The graces of assignment changes

The View from the Rectory Window
By Fr. Ken Van Haverbeke
Second in a series of four.
It is rarely the intention to rotate pastors every couple of years in a parish, but sometimes it happens.
A grace of being in a parish where pastors change often is that parishioners accept real leadership of the parish. Sometimes however, it’s difficult to come into a parish who expects you not to stay very long.
You experience this when the ushers tell you, “You know Father, we’ll be here long after you are gone.” This after I insisted that the ushers take on the added responsibility of opening the doors of the church for parishioners coming to and leaving Mass. These doors were big, huge doors, in which elderly ladies were hammering with their canes trying to get them open….okay, a bit of exaggeration, but close!
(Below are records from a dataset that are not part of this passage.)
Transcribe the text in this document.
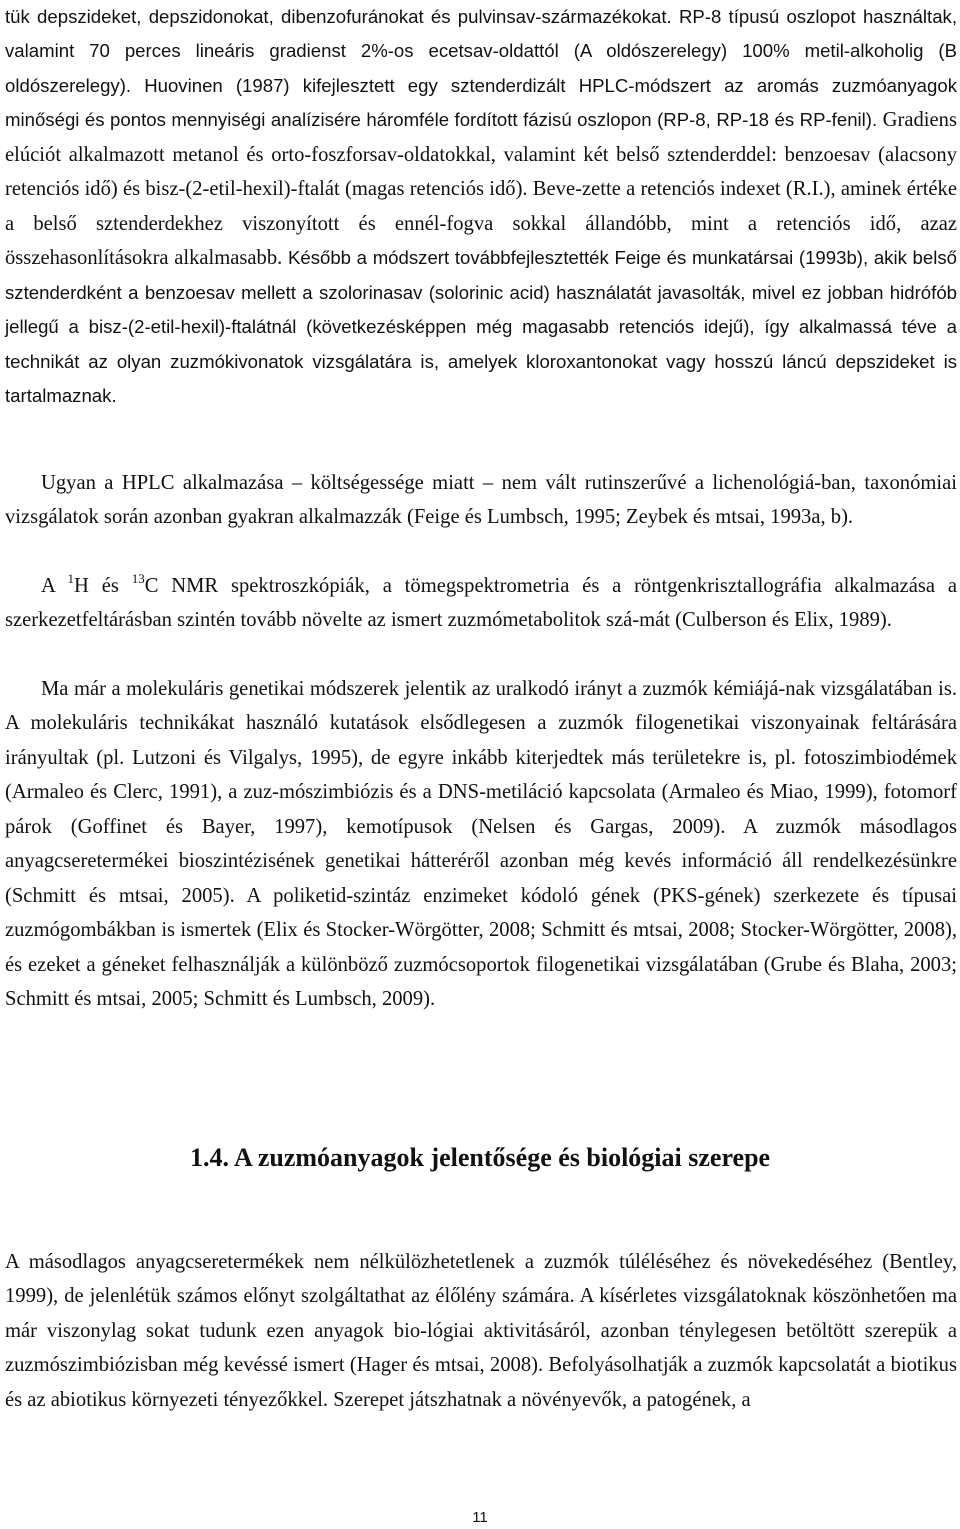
tük depszideket, depszidonokat, dibenzofuránokat és pulvinsav-származékokat. RP-8 típusú oszlopot használtak, valamint 70 perces lineáris gradienst 2%-os ecetsav-oldattól (A oldószerelegy) 100% metil-alkoholig (B oldószerelegy). Huovinen (1987) kifejlesztett egy sztenderdizált HPLC-módszert az aromás zuzmóanyagok minőségi és pontos mennyiségi analízisére háromféle fordított fázisú oszlopon (RP-8, RP-18 és RP-fenil). Gradiens elúciót alkalmazott metanol és orto-foszforsav-oldatokkal, valamint két belső sztenderddel: benzoesav (alacsony retenciós idő) és bisz-(2-etil-hexil)-ftalát (magas retenciós idő). Beve-zette a retenciós indexet (R.I.), aminek értéke a belső sztenderdekhez viszonyított és ennél-fogva sokkal állandóbb, mint a retenciós idő, azaz összehasonlításokra alkalmasabb. Később a módszert továbbfejlesztették Feige és munkatársai (1993b), akik belső sztenderdként a benzoesav mellett a szolorinasav (solorinic acid) használatát javasolták, mivel ez jobban hidrófób jellegű a bisz-(2-etil-hexil)-ftalátnál (következésképpen még magasabb retenciós idejű), így alkalmassá téve a technikát az olyan zuzmókivonatok vizsgálatára is, amelyek kloroxantonokat vagy hosszú láncú depszideket is tartalmaznak.

Ugyan a HPLC alkalmazása – költségessége miatt – nem vált rutinszerűvé a lichenológiá-ban, taxonómiai vizsgálatok során azonban gyakran alkalmazzák (Feige és Lumbsch, 1995; Zeybek és mtsai, 1993a, b).

A $^1$H és $^{13}$C NMR spektroszkópiák, a tömegspektrometria és a röntgenkrisztallográfia alkalmazása a szerkezetfeltárásban szintén tovább növelte az ismert zuzmómetabolitok szá-mát (Culberson és Elix, 1989).

Ma már a molekuláris genetikai módszerek jelentik az uralkodó irányt a zuzmók kémiájá-nak vizsgálatában is. A molekuláris technikákat használó kutatások elsődlegesen a zuzmók filogenetikai viszonyainak feltárására irányultak (pl. Lutzoni és Vilgalys, 1995), de egyre inkább kiterjedtek más területekre is, pl. fotoszimbiodémek (Armaleo és Clerc, 1991), a zuz-mószimbiózis és a DNS-metiláció kapcsolata (Armaleo és Miao, 1999), fotomorf párok (Goffinet és Bayer, 1997), kemotípusok (Nelsen és Gargas, 2009). A zuzmók másodlagos anyagcseretermékei bioszintézisének genetikai hátteréről azonban még kevés információ áll rendelkezésünkre (Schmitt és mtsai, 2005). A poliketid-szintáz enzimeket kódoló gének (PKS-gének) szerkezete és típusai zuzmógombákban is ismertek (Elix és Stocker-Wörgötter, 2008; Schmitt és mtsai, 2008; Stocker-Wörgötter, 2008), és ezeket a géneket felhasználják a különböző zuzmócsoportok filogenetikai vizsgálatában (Grube és Blaha, 2003; Schmitt és mtsai, 2005; Schmitt és Lumbsch, 2009).

1.4. A zuzmóanyagok jelentősége és biológiai szerepe

A másodlagos anyagcseretermékek nem nélkülözhetetlenek a zuzmók túléléséhez és növekedéséhez (Bentley, 1999), de jelenlétük számos előnyt szolgáltathat az élőlény számára. A kísérletes vizsgálatoknak köszönhetően ma már viszonylag sokat tudunk ezen anyagok bio-lógiai aktivitásáról, azonban ténylegesen betöltött szerepük a zuzmószimbiózisban még kevéssé ismert (Hager és mtsai, 2008). Befolyásolhatják a zuzmók kapcsolatát a biotikus és az abiotikus környezeti tényezőkkel. Szerepet játszhatnak a növényevők, a patogének, a

11
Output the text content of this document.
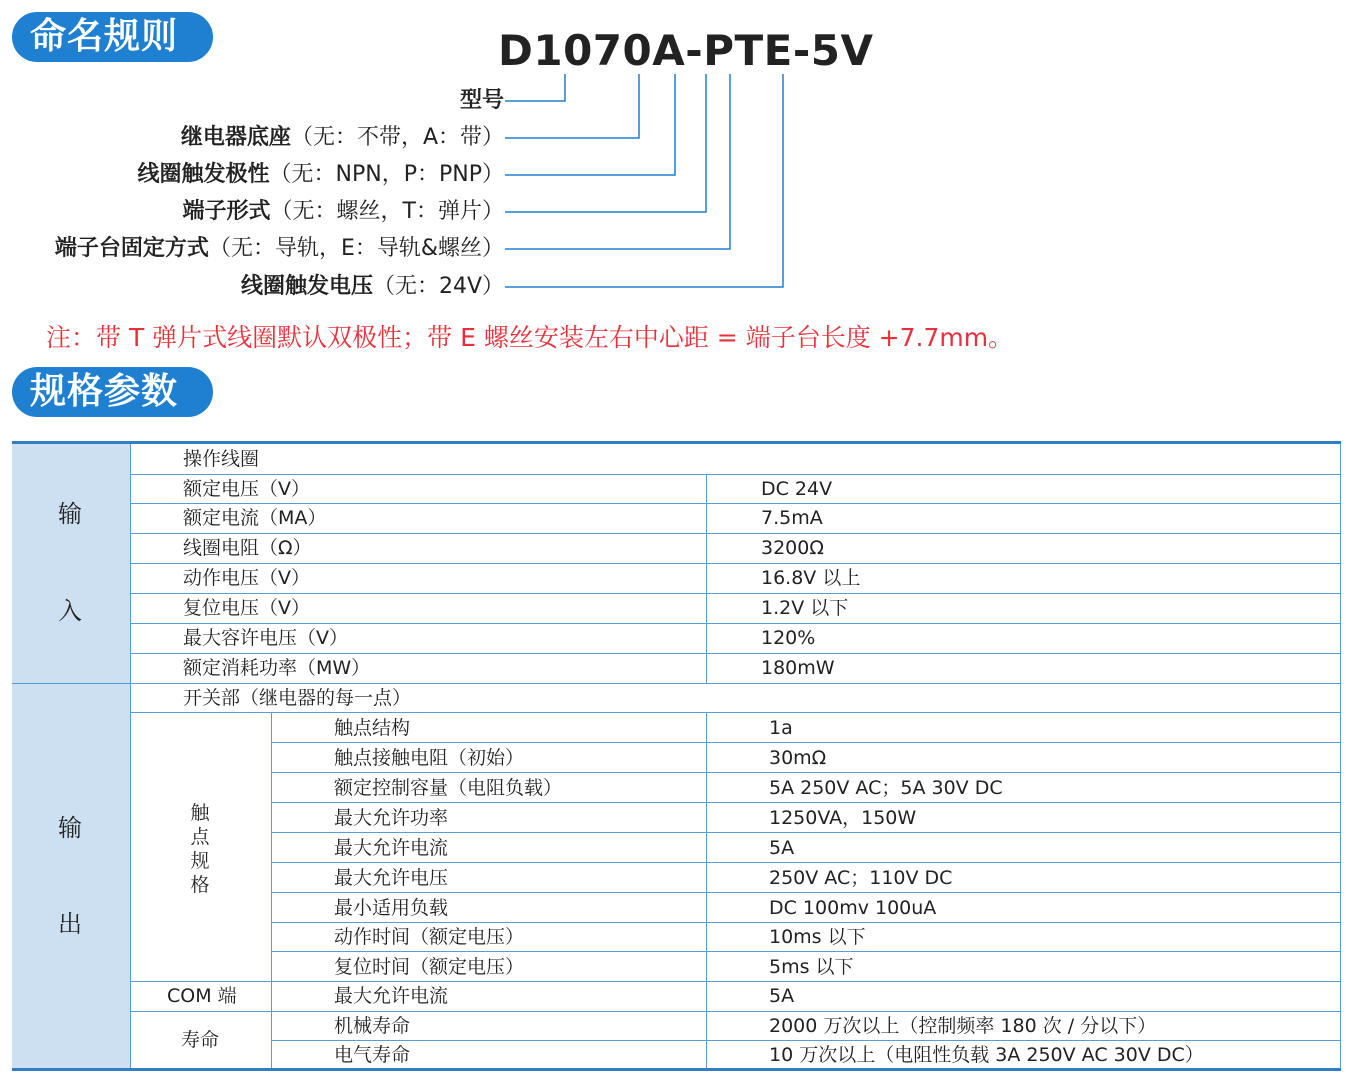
命名规则
规格参数
D1070A-PTE-5V
型号
继电器底座（无：不带，A：带）
线圈触发极性（无：NPN，P：PNP）
端子形式（无：螺丝，T：弹片）
端子台固定方式（无：导轨，E：导轨&螺丝）
线圈触发电压（无：24V）
注：带 T 弹片式线圈默认双极性；带 E 螺丝安装左右中心距 = 端子台长度 +7.7mm。
输
入
输
出
操作线圈
额定电压（V）	DC 24V
额定电流（MA）	7.5mA
线圈电阻（Ω）	3200Ω
动作电压（V）	16.8V 以上
复位电压（V）	1.2V 以下
最大容许电压（V）	120%
额定消耗功率（MW）	180mW
开关部（继电器的每一点）
触
点
规
格
触点结构	1a
触点接触电阻（初始）	30mΩ
额定控制容量（电阻负载）	5A 250V AC；5A 30V DC
最大允许功率	1250VA，150W
最大允许电流	5A
最大允许电压	250V AC；110V DC
最小适用负载	DC 100mv 100uA
动作时间（额定电压）	10ms 以下
复位时间（额定电压）	5ms 以下
COM 端	最大允许电流	5A
寿命
机械寿命	2000 万次以上（控制频率 180 次 / 分以下）
电气寿命	10 万次以上（电阻性负载 3A 250V AC 30V DC）
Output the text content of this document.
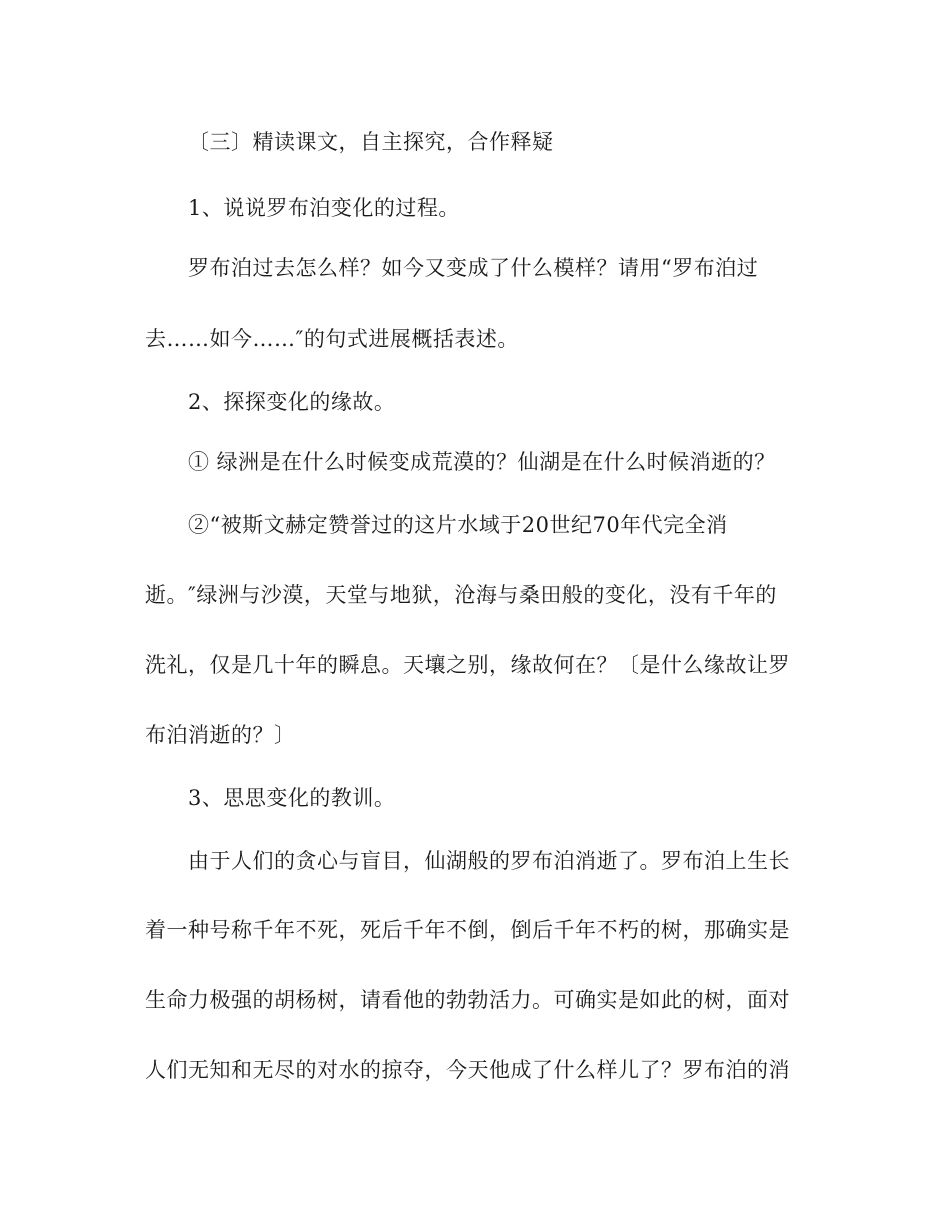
〔三〕精读课文，自主探究，合作释疑
1、说说罗布泊变化的过程。
罗布泊过去怎么样？如今又变成了什么模样？请用“罗布泊过
去……如今……″的句式进展概括表述。
2、探探变化的缘故。
① 绿洲是在什么时候变成荒漠的？仙湖是在什么时候消逝的？
②“被斯文赫定赞誉过的这片水域于20世纪70年代完全消
逝。″绿洲与沙漠，天堂与地狱，沧海与桑田般的变化，没有千年的
洗礼，仅是几十年的瞬息。天壤之别，缘故何在？〔是什么缘故让罗
布泊消逝的？〕
3、思思变化的教训。
由于人们的贪心与盲目，仙湖般的罗布泊消逝了。罗布泊上生长
着一种号称千年不死，死后千年不倒，倒后千年不朽的树，那确实是
生命力极强的胡杨树，请看他的勃勃活力。可确实是如此的树，面对
人们无知和无尽的对水的掠夺，今天他成了什么样儿了？罗布泊的消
Or when the parishioners wait for you to go on vacation before they renovate a part of the church or school that you said was not necessary to do at this time. Admittedly the renovation was done well, but done well after the pastor had crossed the state line.
These are clues that the parish might be used to a pastors coming and going, and where the parishioners do not receive their identity from their shepherd, but have a strong sense of who they are, independent of their current shepherd. But it’s never that cut and dry.
Father gets the call
The call from the bishop was not unexpected, yet a surprise. It was a Tuesday morning, 10:20 a.m. Funny how a priest remembers almost every call he receives to be moved. I was assured by the bishop I was not on the short list or even long list of priests to be moved that year. Yet, knowing how circumstances can sometimes take a drastic change, I was half expecting the call.
Usually the communication comes from the bishop’s secretary. “The bishop would like to meet with you,” she will say. This is never a good thing. I’m sorry, but I’ve never had a bishop have his secretary call me to arrange a dinner date or to arrange going to a baseball game together.
No, such a communication means one of two things, and I’ve been the recipient of both. Either you did something dumb and you have to explain yourself, or you are getting moved.
In the first case, I’m surprised I don’t have a standing appointment with my bishops, because I always seem to do dumb things; but getting moved is a time-sensitive affair. Usually in the springtime, around March, April, and even possibly as late as May, is when you get the call for a move, like flowers blooming in the spring. The “explain what you were thinking” appointments can occur year round, like an evergreen tree.
This particular call at 10:20 a.m. Tuesday morning was about a move – a move to a parish that had seen more than one pastor come and go. Circumstances dictated the move, not the pastor or parishioners. Generally it happens that way.
I am always amazed at parishioners who seem to believe there is a big “master plan” on a bulletin board in the bishop’s office, outlining the future moves of each priest and parish. No, more often than not, circumstances create moves, or if you are a religious person, you might even believe it is the Holy Spirit.
It was definitely the Holy Spirit that created this particular move for me and for the parish. I was not ready for a change, nor was the parish I was assigned to ready for a reception of a new pastor, but there we were: I, not open to a change; and a parish, not open to changing. Yet we both did.
I grew; and the parish grew. I had certain skills, ways of explaining the Gospel, certain gifts for the sick and administration, all needed by this parish.
The parish, on the other hand, had certain gifts too. They taught me that I didn’t always have the right pastoral solution and many of the lay leaders had solutions upon which I learned to depend upon. They helped me to understand my limitations and that I sometimes try too hard to do too much without help. But most of all, they taught me how to accept their leadership alongside mine.
In the theology according to Nanny McPhee (a movie and book character) who said: “There is something you should understand about the way I work. When you need me but do not want me, then I must stay. When you want me but no longer need me, then I have to go. It’s rather sad, really, but there it is.” This is what happened to me and this parish.
A grace of a change of assignment for both a priest and a parish is greater mission. The priest brings his gifts, talents, and particular charism from the Holy Spirit to a new parish; and the parish in turn, reshapes changes, even challenges a priest to grow in holiness and pastoral skills.
In leaving this assignment, I knew I had given some of my very best homilies, energy, and pastoring, and I also knew I was forever changed by both the love and resistance I received from the parish.
I comprehended this as I walked out of the church at the final Mass to huge doors opened and held by the ushers; ushers with both grins on their faces and even a hint of moisture in their eyes.